Schließlich leitete die Workshop-Leiterin eine Übung an, die sich auf unsere Ressourcen und Kraftquellen konzentrierte. Ich dachte, das würde mir helfen, die negativen Gedanken durch positive zu ersetzen. Doch zu meinem Frust stellte ich fest, dass mein innerer Widerstand so groß war, dass ich am liebsten den Workshop verlassen hätte. In meinem Zustand war es unmöglich, an etwas Positives zu denken, geschweige denn an meine Ressourcen oder Fähigkeiten.
In diesem Moment erkannte ich eine wichtige Sache:
Wenn negative Gedanken und Emotionen so stark sind, kann man sie nicht einfach verdrängen oder durch positive ersetzen. Der Körper wehrt sich dagegen, und die Emotionen wollen wahrgenommen werden!
Der Druck, stets ein positives Mindsets zu bewahren, kann belastend sein
Weil wir stark von der Idee geprägt sind, dass das richtige Mindset entscheidend für den Erfolg ist, lastet ein erheblicher Druck auf uns. Ich zumindest ertappe mich oft dabei, dass ich negative Gedanken oder Selbstzweifel sofort wegdrücken möchte. Dann habe ich das Gefühl, dass mein Mindset so falsch ausgerichtet ist, dass ich meinen Erfolg gefährde.
Diese strenge Denkweise kann erheblichen Druck erzeugen, sodass man Angst bekommt, sobald negative Gedanken auftauchen. Dies kann zu weiteren Blockaden führen und in eine Abwärtsspirale des Selbstzweifels münden.
Im Morita-Ansatz kommt das Handeln zuerst
Interessanterweise hatte ich nur wenige Tage vor dem Workshop von der japanischen Morita-Therapie gelesen, die 1919 von Shoma Morita entwickelt wurde. Diese Denkweise funktioniert im Grunde genommen genau umgekehrt:
Gefühle ändern sich unter dem Einfluss des Handelns.
Im Mittelpunkt steht die Akzeptanz der Gefühle, anstatt zwanghaft negative Gedanken und Gefühle durch positive zu ersetzen. Morita veranschaulicht dies mit einem treffenden Bild:
Bindet man einen Esel an eine Straßenlaterne, läuft er trotzdem weiter, weil er entkommen will. Zwangsläufig dreht er sich dabei im Kreis. Ist er schließlich direkt an der Laterne angelangt, kann er sich überhaupt nicht mehr bewegen. Das Gleiche passiert uns Menschen, wenn uns immer wiederkehrende, obsessive Gedanken quälen und wir versuchen, sie mittels anderer Gedanken zu stoppen.1
Wenn wir negative Emotionen verspüren, ist das völlig in Ordnung. Auch wenn sie herausfordernd sein mögen, haben sie ihre Berechtigung. Irgendetwas hat sie ausgelöst, und das möchte wahrgenommen werden.

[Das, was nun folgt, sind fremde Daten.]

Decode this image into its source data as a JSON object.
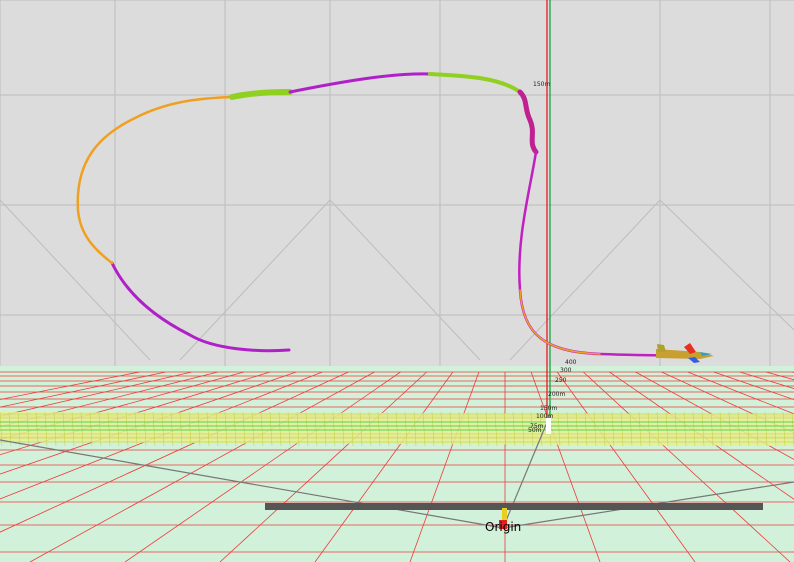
{
  "scene": {
    "origin_label": "Origin",
    "altitude_marker": "150m",
    "range_labels": [
      "400",
      "300",
      "250",
      "200m",
      "150m",
      "100m",
      "75m",
      "50m"
    ],
    "colors": {
      "sky": "#dcdcdc",
      "sky_grid": "#bdbdbd",
      "ground": "#d2f1da",
      "ground_grid": "#ee3a3a",
      "runway_fill": "#e8f190",
      "runway_grid": "#b8c83a",
      "runway_lines": "#33cc55",
      "trail_a": "#f0a020",
      "trail_b": "#b020c8",
      "trail_c": "#90d020",
      "axis_red": "#e02020",
      "axis_green": "#20a040",
      "taxiway": "#555555"
    }
  }
}
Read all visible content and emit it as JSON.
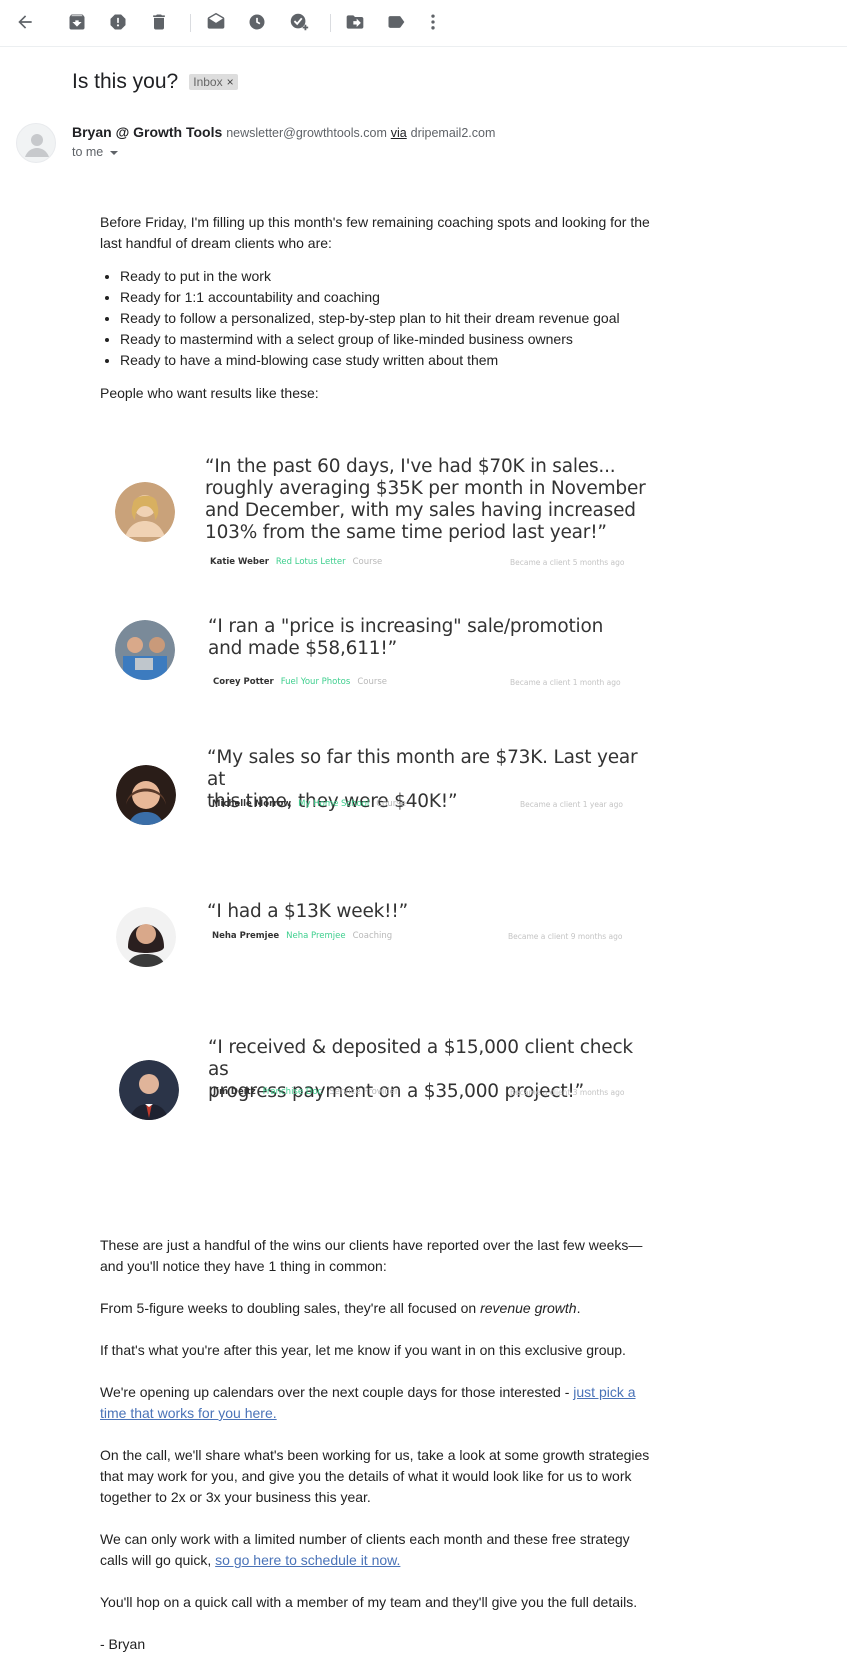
{
  "toolbar": {
    "icons": [
      "back-arrow-icon",
      "archive-icon",
      "report-spam-icon",
      "delete-icon",
      "mark-unread-icon",
      "snooze-icon",
      "add-task-icon",
      "move-to-icon",
      "labels-icon",
      "more-options-icon"
    ]
  },
  "email": {
    "subject": "Is this you?",
    "label": "Inbox",
    "label_close": "×",
    "sender_name": "Bryan @ Growth Tools",
    "sender_email": "newsletter@growthtools.com",
    "via_word": "via",
    "via_domain": "dripemail2.com",
    "to_text": "to me"
  },
  "body": {
    "intro": "Before Friday, I'm filling up this month's few remaining coaching spots and looking for the last handful of dream clients who are:",
    "bullets": [
      "Ready to put in the work",
      "Ready for 1:1 accountability and coaching",
      "Ready to follow a personalized, step-by-step plan to hit their dream revenue goal",
      "Ready to mastermind with a select group of like-minded business owners",
      "Ready to have a mind-blowing case study written about them"
    ],
    "results_intro": "People who want results like these:",
    "p1": "These are just a handful of the wins our clients have reported over the last few weeks—and you'll notice they have 1 thing in common:",
    "p2_before": "From 5-figure weeks to doubling sales, they're all focused on ",
    "p2_em": "revenue growth",
    "p2_after": ".",
    "p3": "If that's what you're after this year, let me know if you want in on this exclusive group.",
    "p4_before": "We're opening up calendars over the next couple days for those interested - ",
    "p4_link": "just pick a time that works for you here.",
    "p5": "On the call, we'll share what's been working for us, take a look at some growth strategies that may work for you, and give you the details of what it would look like for us to work together to 2x or 3x your business this year.",
    "p6_before": "We can only work with a limited number of clients each month and these free strategy calls will go quick, ",
    "p6_link": "so go here to schedule it now.",
    "p7": "You'll hop on a quick call with a member of my team and they'll give you the full details.",
    "signoff": "- Bryan"
  },
  "testimonials": [
    {
      "quote": "“In the past 60 days, I've had $70K in sales...\n  roughly averaging $35K per month in November\n  and December, with my sales having increased\n  103% from the same time period last year!”",
      "name": "Katie Weber",
      "business": "Red Lotus Letter",
      "type": "Course",
      "when": "Became a client 5 months ago",
      "avatar_color": "#c9a27a"
    },
    {
      "quote": "“I ran a \"price is increasing\" sale/promotion\n  and made $58,611!”",
      "name": "Corey Potter",
      "business": "Fuel Your Photos",
      "type": "Course",
      "when": "Became a client 1 month ago",
      "avatar_color": "#7a8a99"
    },
    {
      "quote": "“My sales so far this month are $73K. Last year at\n  this time, they were $40K!”",
      "name": "Michelle Morrow",
      "business": "My Home School",
      "type": "Course",
      "when": "Became a client 1 year ago",
      "avatar_color": "#5a3a2a"
    },
    {
      "quote": "“I had a $13K week!!”",
      "name": "Neha Premjee",
      "business": "Neha Premjee",
      "type": "Coaching",
      "when": "Became a client 9 months ago",
      "avatar_color": "#3a2a2a"
    },
    {
      "quote": "“I received & deposited a $15,000 client check as\n  progress payment on a $35,000 project!”",
      "name": "Jim Deitz",
      "business": "Franchise Doc",
      "type": "Service Provider",
      "when": "Became a client 3 months ago",
      "avatar_color": "#2b3448"
    }
  ],
  "colors": {
    "accent_green": "#3ecf8e",
    "link_blue": "#4a73b8",
    "chip_bg": "#dddddd"
  }
}
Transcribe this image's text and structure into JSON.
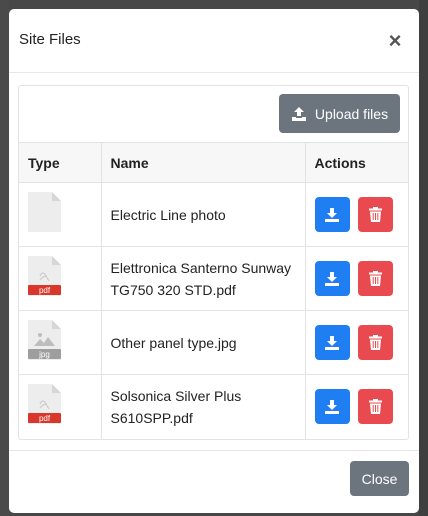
{
  "modal": {
    "title": "Site Files",
    "close_icon": "close-icon",
    "upload_label": "Upload files",
    "footer_close_label": "Close"
  },
  "table": {
    "headers": [
      "Type",
      "Name",
      "Actions"
    ],
    "rows": [
      {
        "type": "generic",
        "badge": "",
        "name_lines": [
          "Electric Line photo"
        ]
      },
      {
        "type": "pdf",
        "badge": "pdf",
        "name_lines": [
          "Elettronica Santerno Sunway",
          "TG750 320 STD.pdf"
        ]
      },
      {
        "type": "jpg",
        "badge": "jpg",
        "name_lines": [
          "Other panel type.jpg"
        ]
      },
      {
        "type": "pdf",
        "badge": "pdf",
        "name_lines": [
          "Solsonica Silver Plus",
          "S610SPP.pdf"
        ]
      }
    ]
  },
  "colors": {
    "download": "#1f7ef2",
    "delete": "#e84a4f",
    "secondary": "#6c757d",
    "pdf_badge": "#d9372b",
    "jpg_badge": "#9e9e9e"
  }
}
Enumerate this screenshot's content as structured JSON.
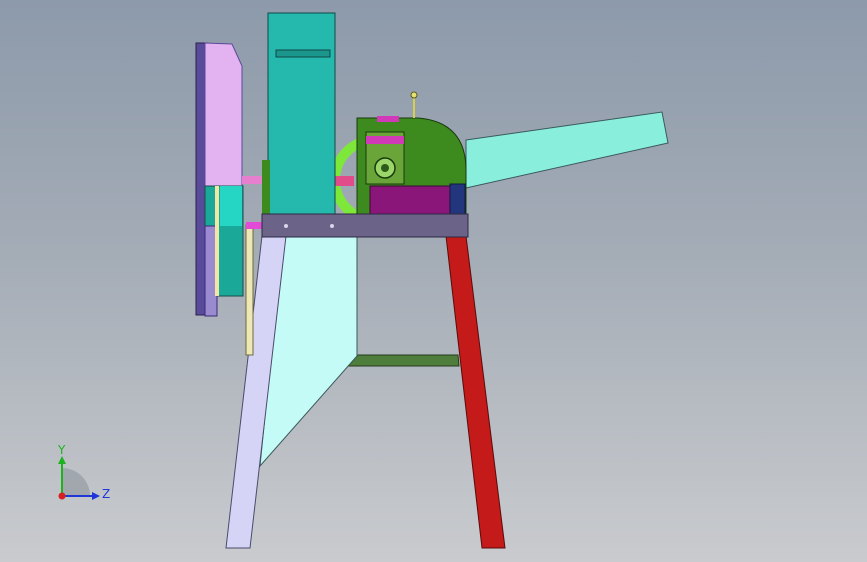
{
  "viewport": {
    "background_top": "#8d9aab",
    "background_bottom": "#c9cbce"
  },
  "model": {
    "description_icon": "chaff-cutter-machine-model",
    "colors": {
      "frame_top": "#6b6388",
      "left_leg": "#d6d4f6",
      "cyan_panel": "#c5fbf6",
      "right_leg": "#c41a1a",
      "crossbar": "#4f7d3c",
      "teal_housing": "#25b8ad",
      "pulley_face": "#e3b2f1",
      "green_gearbox": "#3d8a1f",
      "magenta_block": "#8a167a",
      "blue_block": "#23367d",
      "outlet_chute": "#8aeedd",
      "lime_ring": "#7ee83a"
    }
  },
  "triad": {
    "y_label": "Y",
    "z_label": "Z",
    "y_color": "#1db31d",
    "z_color": "#1f37d6",
    "x_color": "#d61f1f"
  }
}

Was also tun mit den negativen Gedanken?
Statt sich zwanghaft positive Gedanken einzuprügeln, ist es möglicherweise hilfreich, sich mit den negativen Gedanken auseinanderzusetzen und daraus Handlungen abzuleiten. Dabei können verschiedene Ansätze hilfreich sein. Vielleicht möchten sich die Gedanken und Emotionen durch kreative Aktivitäten entfalten, oder es bedarf Bewegung oder einer herausfordernden sportlichen Betätigung. Es könnte aber auch sein, dass etwas ganz Anderes benötigt wird, wenn du die Emotionen direkt danach fragst.
Du wirst feststellen, dass das Handeln dann automatisch Einfluss auf deine Gefühle nehmen wird. Sei dabei achtsam und beobachte die Veränderungen.
Für mich persönlich war es eine enorme Erleichterung zu akzeptieren, dass ich nicht jeden negativen Gedanken sofort durch einen positiven ersetzen muss, um mein grundsätzlich positives Mindset zu bewahren. Das Handeln wird automatisch wieder in die richtige Richtung führen, und es fühlt sich direkt freier, natürlicher und annehmender an.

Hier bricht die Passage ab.